The screenshot shows a conversation about title abbreviations in the English Language & Usage Stack Exchange. Style rules are less agreed upon than we usually imagine.
Dr Ulysses Everett McGill thought himself most qualified to lead the group. I hope Mr Anderson wins. Who’s heard from Ms Tippet? Ahna Skop, PhD, is our featured speaker.
In the paragraph just previous, did you trip over any of the abbreviations? Did you question what any of them meant? I very much doubt it. It’s typical, especially in countries other than the US, to omit periods for PhD, MA and other academic or professional designations that appear after a person’s name, aka post-nominal titles. In digital style the same practice can apply to pre-nominal title abbreviations such as Dr, Mr, Ms, and the like.
Characters are at a premium
Every keystroke counts when the container for content is reduced to a single column on a device that fits in a front pocket. Punctuation marks are superfluous when they take up precious space with no corresponding meaning enhancement. That’s the key. Nothing wrong with as many characters as are needed to do the job. But just as Strunk advised to “avoid needless words” in The Elements Of Style, I advise to avoid needless characters in The Elements Of Digital Style.
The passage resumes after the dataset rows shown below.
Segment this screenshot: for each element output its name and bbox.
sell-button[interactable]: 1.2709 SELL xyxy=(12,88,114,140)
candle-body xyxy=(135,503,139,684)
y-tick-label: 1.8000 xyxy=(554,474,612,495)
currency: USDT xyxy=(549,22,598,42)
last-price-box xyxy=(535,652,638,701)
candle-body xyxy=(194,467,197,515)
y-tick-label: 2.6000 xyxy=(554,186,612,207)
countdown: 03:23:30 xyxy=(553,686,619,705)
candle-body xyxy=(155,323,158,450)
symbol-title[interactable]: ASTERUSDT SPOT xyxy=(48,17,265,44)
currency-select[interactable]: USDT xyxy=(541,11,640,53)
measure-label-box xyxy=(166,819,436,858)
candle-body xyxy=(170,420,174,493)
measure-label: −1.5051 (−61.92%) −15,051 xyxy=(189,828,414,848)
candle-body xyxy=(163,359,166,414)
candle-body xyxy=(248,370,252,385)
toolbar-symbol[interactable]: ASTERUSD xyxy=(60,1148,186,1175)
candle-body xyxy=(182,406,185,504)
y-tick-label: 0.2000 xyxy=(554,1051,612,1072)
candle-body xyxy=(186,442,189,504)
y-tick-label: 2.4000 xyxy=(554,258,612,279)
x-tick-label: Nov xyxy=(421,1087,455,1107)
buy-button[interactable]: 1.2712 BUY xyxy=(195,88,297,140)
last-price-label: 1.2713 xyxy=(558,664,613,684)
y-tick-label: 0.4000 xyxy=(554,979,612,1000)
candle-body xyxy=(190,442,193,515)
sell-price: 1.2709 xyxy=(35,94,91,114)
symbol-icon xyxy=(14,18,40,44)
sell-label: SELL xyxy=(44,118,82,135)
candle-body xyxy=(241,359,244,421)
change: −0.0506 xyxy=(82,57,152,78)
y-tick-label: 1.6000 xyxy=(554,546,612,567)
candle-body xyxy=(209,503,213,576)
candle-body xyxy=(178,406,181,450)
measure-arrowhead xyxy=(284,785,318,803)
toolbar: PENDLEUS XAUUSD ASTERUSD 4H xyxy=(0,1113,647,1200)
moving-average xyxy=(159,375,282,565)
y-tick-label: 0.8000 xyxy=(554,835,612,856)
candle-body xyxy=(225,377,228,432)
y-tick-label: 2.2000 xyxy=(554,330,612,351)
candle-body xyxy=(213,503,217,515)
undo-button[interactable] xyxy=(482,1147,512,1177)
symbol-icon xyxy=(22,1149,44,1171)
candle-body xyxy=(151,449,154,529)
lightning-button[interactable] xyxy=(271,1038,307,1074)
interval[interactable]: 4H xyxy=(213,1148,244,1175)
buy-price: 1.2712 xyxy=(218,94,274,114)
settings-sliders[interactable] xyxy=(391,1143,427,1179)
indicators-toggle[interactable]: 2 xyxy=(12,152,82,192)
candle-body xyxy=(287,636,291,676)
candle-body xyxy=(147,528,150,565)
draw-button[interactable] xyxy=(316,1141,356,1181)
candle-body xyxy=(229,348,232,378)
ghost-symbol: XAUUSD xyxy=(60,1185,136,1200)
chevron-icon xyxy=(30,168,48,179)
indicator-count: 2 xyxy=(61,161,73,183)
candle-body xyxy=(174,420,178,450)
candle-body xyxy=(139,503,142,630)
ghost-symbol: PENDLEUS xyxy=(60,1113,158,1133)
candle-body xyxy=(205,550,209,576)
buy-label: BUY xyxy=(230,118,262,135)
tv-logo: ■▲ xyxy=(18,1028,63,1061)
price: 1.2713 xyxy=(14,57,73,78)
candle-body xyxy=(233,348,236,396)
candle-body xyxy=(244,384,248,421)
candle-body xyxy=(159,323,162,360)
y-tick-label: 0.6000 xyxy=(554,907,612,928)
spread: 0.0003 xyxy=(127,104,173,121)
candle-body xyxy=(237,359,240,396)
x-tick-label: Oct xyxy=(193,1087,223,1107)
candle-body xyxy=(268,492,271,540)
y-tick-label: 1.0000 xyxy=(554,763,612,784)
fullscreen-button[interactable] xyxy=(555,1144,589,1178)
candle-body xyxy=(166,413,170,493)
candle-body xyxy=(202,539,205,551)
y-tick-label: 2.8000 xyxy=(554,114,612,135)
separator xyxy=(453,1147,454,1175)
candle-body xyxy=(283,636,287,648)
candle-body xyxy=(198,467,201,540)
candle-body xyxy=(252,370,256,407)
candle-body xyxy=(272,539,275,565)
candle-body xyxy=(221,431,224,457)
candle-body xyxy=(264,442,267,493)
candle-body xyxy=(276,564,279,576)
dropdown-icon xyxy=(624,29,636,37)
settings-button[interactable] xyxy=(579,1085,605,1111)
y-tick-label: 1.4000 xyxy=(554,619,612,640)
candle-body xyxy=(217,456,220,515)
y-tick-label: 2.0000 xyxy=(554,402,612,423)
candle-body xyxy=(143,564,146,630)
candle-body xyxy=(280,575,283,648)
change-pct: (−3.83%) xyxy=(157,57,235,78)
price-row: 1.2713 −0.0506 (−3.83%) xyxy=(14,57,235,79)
Excessive abbreviations weaken the hard stop
The more you use a period for other than the end of a sentence, the more ambiguous it becomes. Multiple periods in a single sentence dilute the mark’s most important meaning. And when a sentence ends with an abbreviation, the period is forced into double duty, which can be confusing.
We got this
Experience forms expectation, and our brains fill in the meaning of symbols. We all know that PhD is an abbreviation for Doctor of Philosophy, and we don’t need periods for clarity. I submit the same is true for Dr, Mr, Ms and other pre-nominal title abbreviations.
The period is a powerful visual cue—one of the earliest chunking devices. In separating sentences, the period lifts a heavy load for such a tiny mark. Give it a rest; save it for its most important task.